Question: The greatest positive argument of complex number satisfying \(\left| {z - 4} \right| = \operatorname...

Question

The greatest positive argument of complex number satisfying $\left| {z - 4} \right| = \operatorname{Re} \left( z \right)$ is-
A. $\dfrac{\pi }{3}$
B. $\dfrac{{2\pi }}{3}$
C. $\dfrac{\pi }{2}$
D. $\dfrac{\pi }{4}$

Answer 1

Solution

We know that Re means the real part of the equation then we know that $z = x + iy$ where x is the real part and y is the imaginary part of the equation. And we also know that $\left| z \right| = \sqrt {{x^2} + {y^2}}$ so using this puts the value of the given equation with real part in place of x and imaginary part as y. Solve the equation. You’ll see that it forms the equation of parabola. Now we have to find $\theta$ which is called the argument. So the value of $\tan \theta$ which has the highest positive value will give you the argument.

Complete step by step solution:
Given, $\left| {z - 4} \right| = \operatorname{Re} \left( z \right)$
Here the Re means real part of z hence we can write given equation as-
$\Rightarrow \sqrt {{{\left( {x - 4} \right)}^2} + {y^2}} = x$
Where x is the real part of the complex number and y is the imaginary part.
On squaring both sides we get,
$\Rightarrow {\left( {x - 4} \right)^2} + {y^2} = {x^2}$
Now we know that ${a^2} - 2ab + {b^2} = {\left( {a - b} \right)^2}$
So on applying this formula we get,
$\Rightarrow \left( {{x^2} + {4^2} - 2 \times 4 \times x} \right) + {y^2} = {x^2}$
On solving we get,
$\Rightarrow {x^2} + 16 - 8x + {y^2} = {x^2}$
On cancelling the same terms on both side we get,
$\Rightarrow 16 - 8x + {y^2} = 0$
Now on adjusting the above equation we get,
$\Rightarrow {y^2} + 16 - 8x = 0$
On rearranging we can write,
$\Rightarrow {y^2} = 8x - 16$
On taking $8$ common from right side of the equation we get,
$\Rightarrow {y^2} = 8\left( {x - 2} \right)$ --- (i)
This equation is in the form of parabola.
It represents the parabola with focus $\left( {4,0} \right)$ lying above the x-axis as both y and x coordinates are positive in it. The imaginary axis is the directrix.

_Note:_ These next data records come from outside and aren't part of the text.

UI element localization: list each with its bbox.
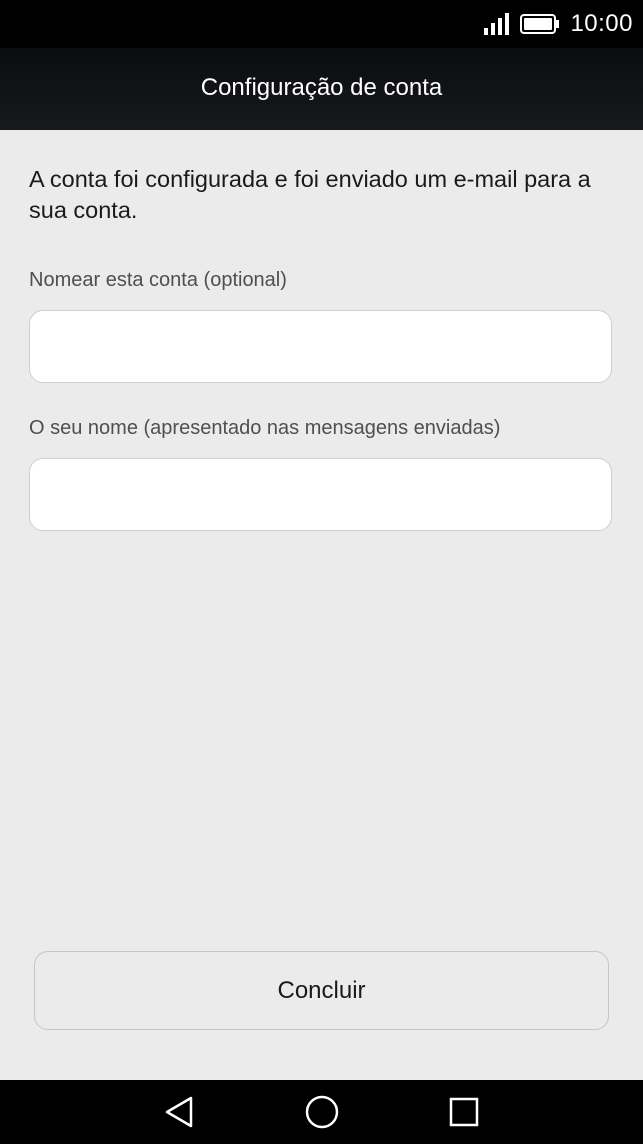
done-button[interactable]: Concluir	[34, 951, 609, 1030]
account-setup-form: A conta foi configurada e foi enviado um…	[29, 130, 614, 531]
account-name-label: Nomear esta conta (optional)	[29, 269, 287, 291]
navigation-bar	[0, 1080, 643, 1144]
recents-button[interactable]	[444, 1092, 484, 1132]
back-icon	[165, 1096, 193, 1128]
your-name-input[interactable]	[29, 458, 612, 531]
your-name-label: O seu nome (apresentado nas mensagens en…	[29, 417, 501, 439]
app-bar: Configuração de conta	[0, 48, 643, 130]
back-button[interactable]	[159, 1092, 199, 1132]
status-icons: 10:00	[484, 0, 633, 48]
recents-icon	[449, 1097, 479, 1127]
page-title: Configuração de conta	[200, 74, 443, 101]
home-icon	[305, 1095, 339, 1129]
signal-icon	[484, 13, 510, 35]
status-bar: 10:00	[0, 0, 643, 48]
account-name-input[interactable]	[29, 310, 612, 383]
status-clock: 10:00	[570, 10, 633, 37]
home-button[interactable]	[302, 1092, 342, 1132]
battery-icon	[520, 14, 560, 34]
setup-message: A conta foi configurada e foi enviado um…	[29, 166, 591, 223]
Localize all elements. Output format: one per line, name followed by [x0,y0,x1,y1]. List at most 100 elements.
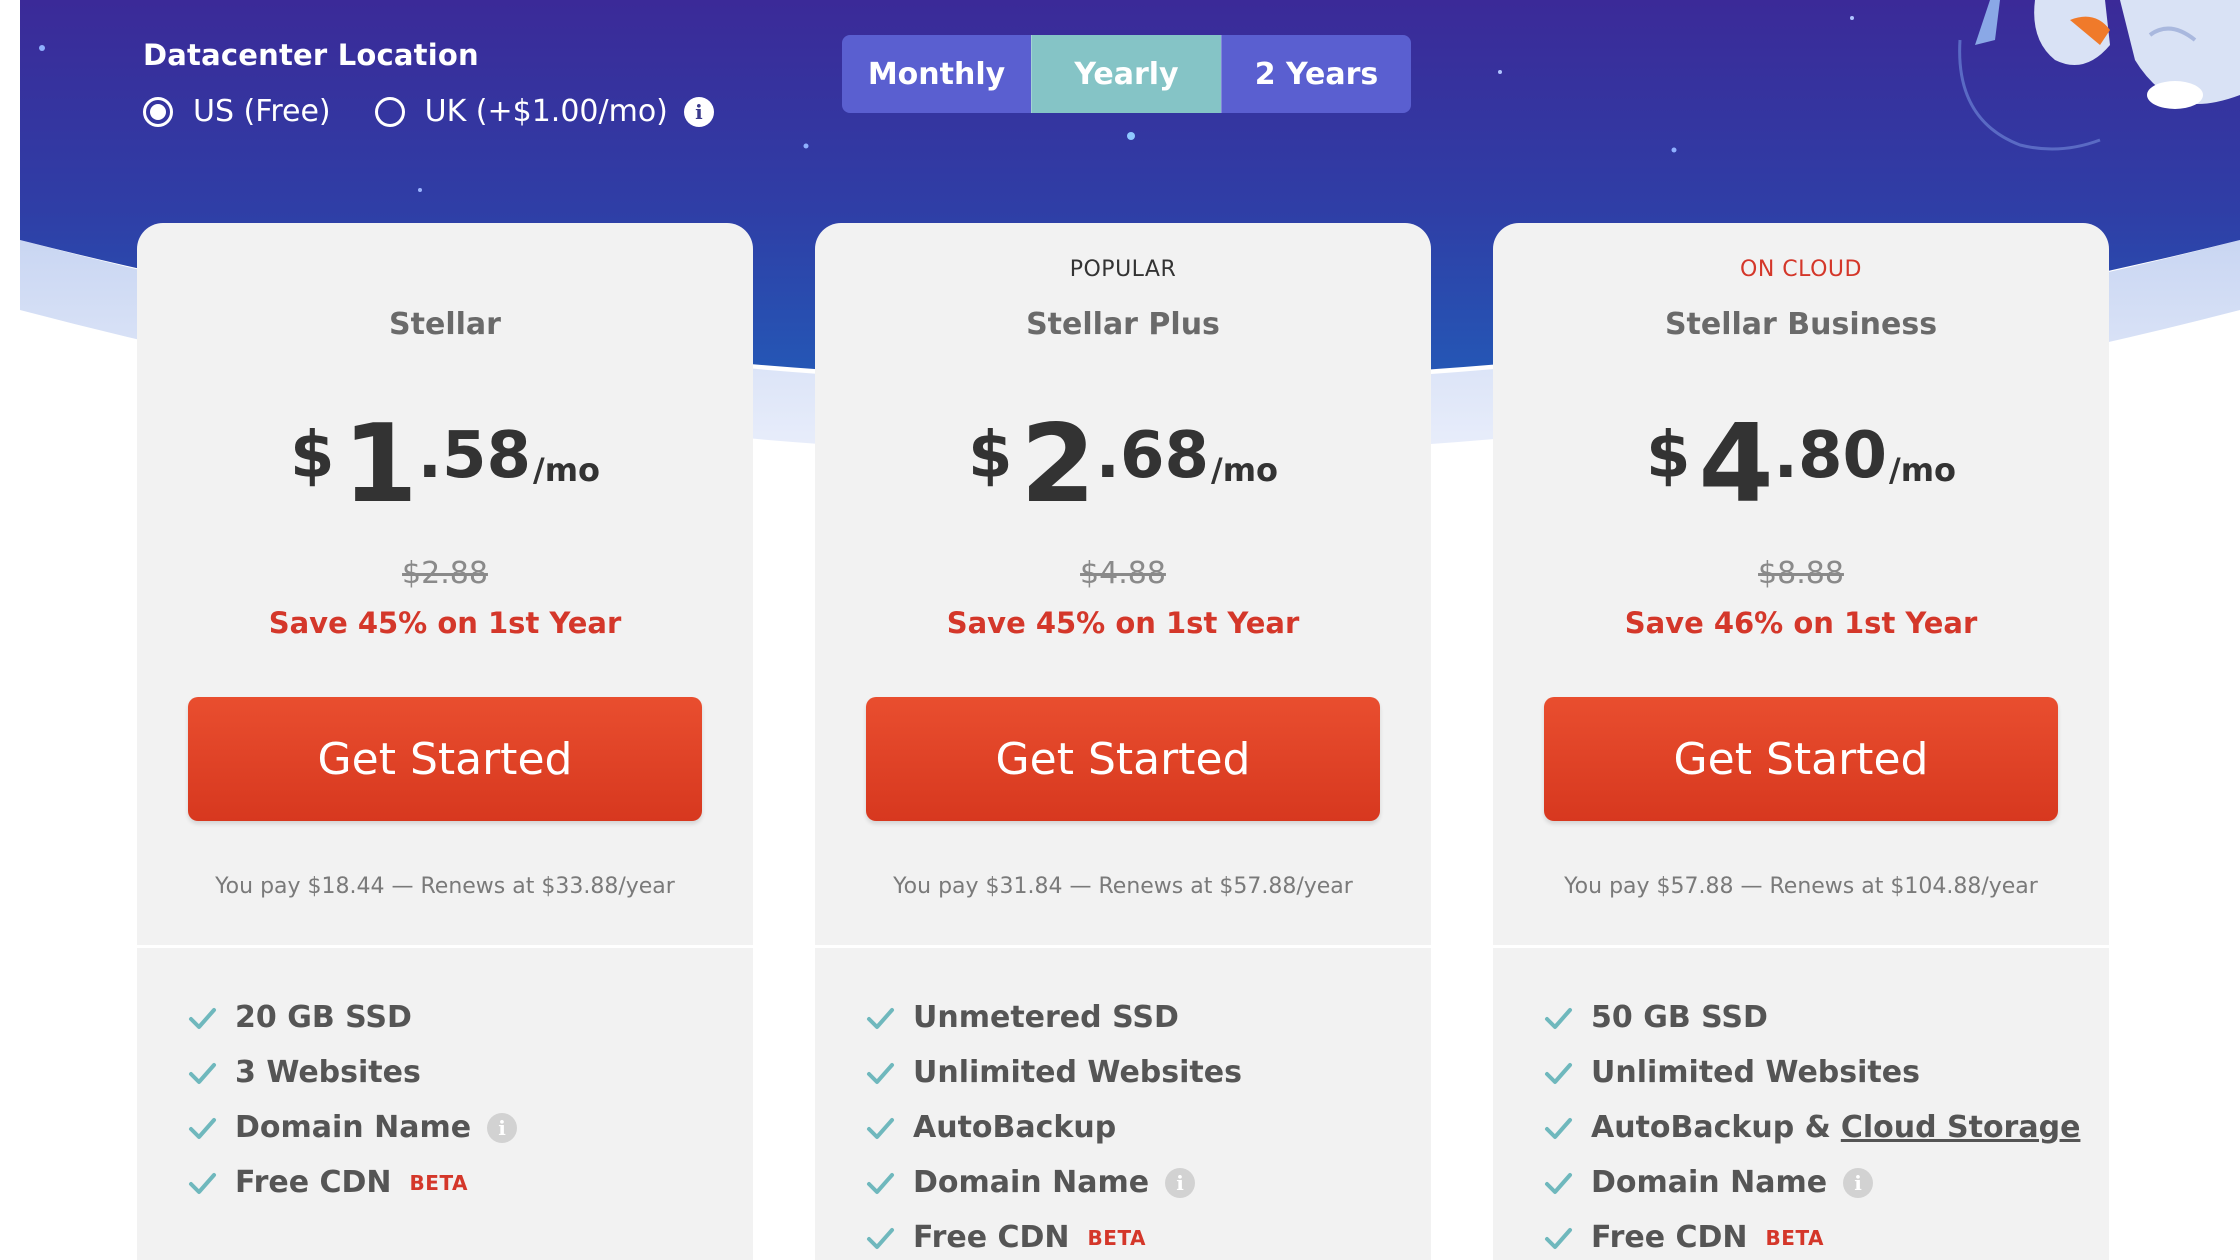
feature-label: Free CDN [235,1165,392,1200]
check-icon [189,1007,216,1029]
price-period: /mo [533,451,601,489]
plan-name: Stellar Plus [1026,307,1220,342]
price-dollars: 1 [342,402,418,527]
datacenter-title: Datacenter Location [143,38,479,72]
get-started-button[interactable]: Get Started [188,697,702,821]
price-currency: $ [289,419,335,493]
check-icon [1545,1172,1572,1194]
plan-card-stellar-business: ON CLOUD Stellar Business $ 4 .80 /mo $8… [1493,223,2109,1260]
feature-label: Free CDN [913,1220,1070,1255]
get-started-button[interactable]: Get Started [1544,697,2058,821]
pay-note: You pay $31.84 — Renews at $57.88/year [893,874,1353,899]
pay-note: You pay $18.44 — Renews at $33.88/year [215,874,675,899]
feature-item: AutoBackup & Cloud Storage [1543,1100,2080,1155]
feature-label: Unmetered SSD [913,1000,1179,1035]
feature-list: 20 GB SSD 3 Websites Domain Name i Free … [187,990,518,1210]
feature-item: AutoBackup [865,1100,1242,1155]
datacenter-option-us[interactable]: US (Free) [143,94,331,129]
check-icon [867,1227,894,1249]
price-dollars: 4 [1698,402,1774,527]
feature-item: Unlimited Websites [1543,1045,2080,1100]
old-price: $8.88 [1758,556,1844,591]
on-cloud-badge: ON CLOUD [1740,257,1862,282]
info-icon[interactable]: i [1165,1167,1196,1198]
plan-price: $ 4 .80 /mo [1493,411,2109,519]
get-started-button[interactable]: Get Started [866,697,1380,821]
plan-card-stellar: Stellar $ 1 .58 /mo $2.88 Save 45% on 1s… [137,223,753,1260]
feature-label: AutoBackup & [1591,1110,1831,1145]
feature-item: Unlimited Websites [865,1045,1242,1100]
feature-label: Domain Name [913,1165,1150,1200]
datacenter-location: Datacenter Location US (Free) UK (+$1.00… [143,38,714,129]
popular-badge: POPULAR [1069,257,1177,282]
save-text: Save 46% on 1st Year [1624,606,1978,640]
beta-badge: BETA [1765,1225,1825,1250]
price-dollars: 2 [1020,402,1096,527]
feature-label: Unlimited Websites [1591,1055,1920,1090]
check-icon [189,1117,216,1139]
info-icon[interactable]: i [487,1112,518,1143]
price-period: /mo [1889,451,1957,489]
old-price: $4.88 [1080,556,1166,591]
tab-monthly[interactable]: Monthly [842,35,1031,113]
feature-label: Unlimited Websites [913,1055,1242,1090]
feature-item: Free CDN BETA [187,1155,517,1210]
feature-label: 20 GB SSD [235,1000,412,1035]
cloud-storage-link[interactable]: Cloud Storage [1841,1110,2081,1145]
beta-badge: BETA [1087,1225,1147,1250]
save-text: Save 45% on 1st Year [268,606,622,640]
billing-period-toggle: Monthly Yearly 2 Years [842,35,1411,113]
tab-2-years[interactable]: 2 Years [1221,35,1411,113]
price-cents: .80 [1773,419,1888,493]
check-icon [1545,1117,1572,1139]
check-icon [1545,1062,1572,1084]
check-icon [189,1062,216,1084]
info-icon[interactable]: i [1843,1167,1874,1198]
check-icon [189,1172,216,1194]
plan-price: $ 1 .58 /mo [137,411,753,519]
feature-label: Domain Name [1591,1165,1828,1200]
card-divider [815,945,1431,948]
feature-item: Free CDN BETA [865,1210,1242,1260]
feature-item: Free CDN BETA [1543,1210,2080,1260]
radio-selected-icon[interactable] [143,96,173,127]
feature-item: Domain Name i [1543,1155,2080,1210]
datacenter-option-uk[interactable]: UK (+$1.00/mo) i [374,94,714,129]
save-text: Save 45% on 1st Year [946,606,1300,640]
feature-item: Domain Name i [187,1100,518,1155]
datacenter-options: US (Free) UK (+$1.00/mo) i [143,94,714,129]
feature-label: Domain Name [235,1110,472,1145]
price-cents: .68 [1095,419,1210,493]
check-icon [867,1172,894,1194]
old-price: $2.88 [402,556,488,591]
pay-note: You pay $57.88 — Renews at $104.88/year [1564,874,2038,899]
price-currency: $ [1645,419,1691,493]
price-currency: $ [967,419,1013,493]
feature-item: Domain Name i [865,1155,1242,1210]
radio-unselected-icon[interactable] [374,96,405,127]
feature-list: Unmetered SSD Unlimited Websites AutoBac… [865,990,1242,1260]
card-divider [137,945,753,948]
datacenter-option-label: UK (+$1.00/mo) [424,94,668,129]
price-period: /mo [1211,451,1279,489]
plan-card-stellar-plus: POPULAR Stellar Plus $ 2 .68 /mo $4.88 S… [815,223,1431,1260]
info-icon[interactable]: i [683,96,714,127]
feature-label: Free CDN [1591,1220,1748,1255]
feature-item: 20 GB SSD [187,990,517,1045]
feature-item: 50 GB SSD [1543,990,2080,1045]
plan-price: $ 2 .68 /mo [815,411,1431,519]
check-icon [1545,1227,1572,1249]
plan-name: Stellar [389,307,501,342]
beta-badge: BETA [409,1170,469,1195]
check-icon [1545,1007,1572,1029]
feature-item: Unmetered SSD [865,990,1242,1045]
datacenter-option-label: US (Free) [193,94,331,129]
feature-label: 3 Websites [235,1055,421,1090]
feature-item: 3 Websites [187,1045,517,1100]
check-icon [867,1117,894,1139]
plan-name: Stellar Business [1664,307,1938,342]
tab-yearly[interactable]: Yearly [1031,35,1221,113]
card-divider [1493,945,2109,948]
feature-label: AutoBackup [913,1110,1117,1145]
check-icon [867,1062,894,1084]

Then the two tangents from the directrix will be at right angles.
And then the greatest positive argument of z will be $\dfrac{\pi }{4}$ because at other angles the value of $\tan \theta$ is less than $1$ .

Hence the correct answer is D.

Note:
If the question had asked for the imaginary part instead of the real part then we would have put y in the place of x in the right side and solved the equation. Here parabola is upwards as it has both the coordinates on positive x-axis and positive y- axis.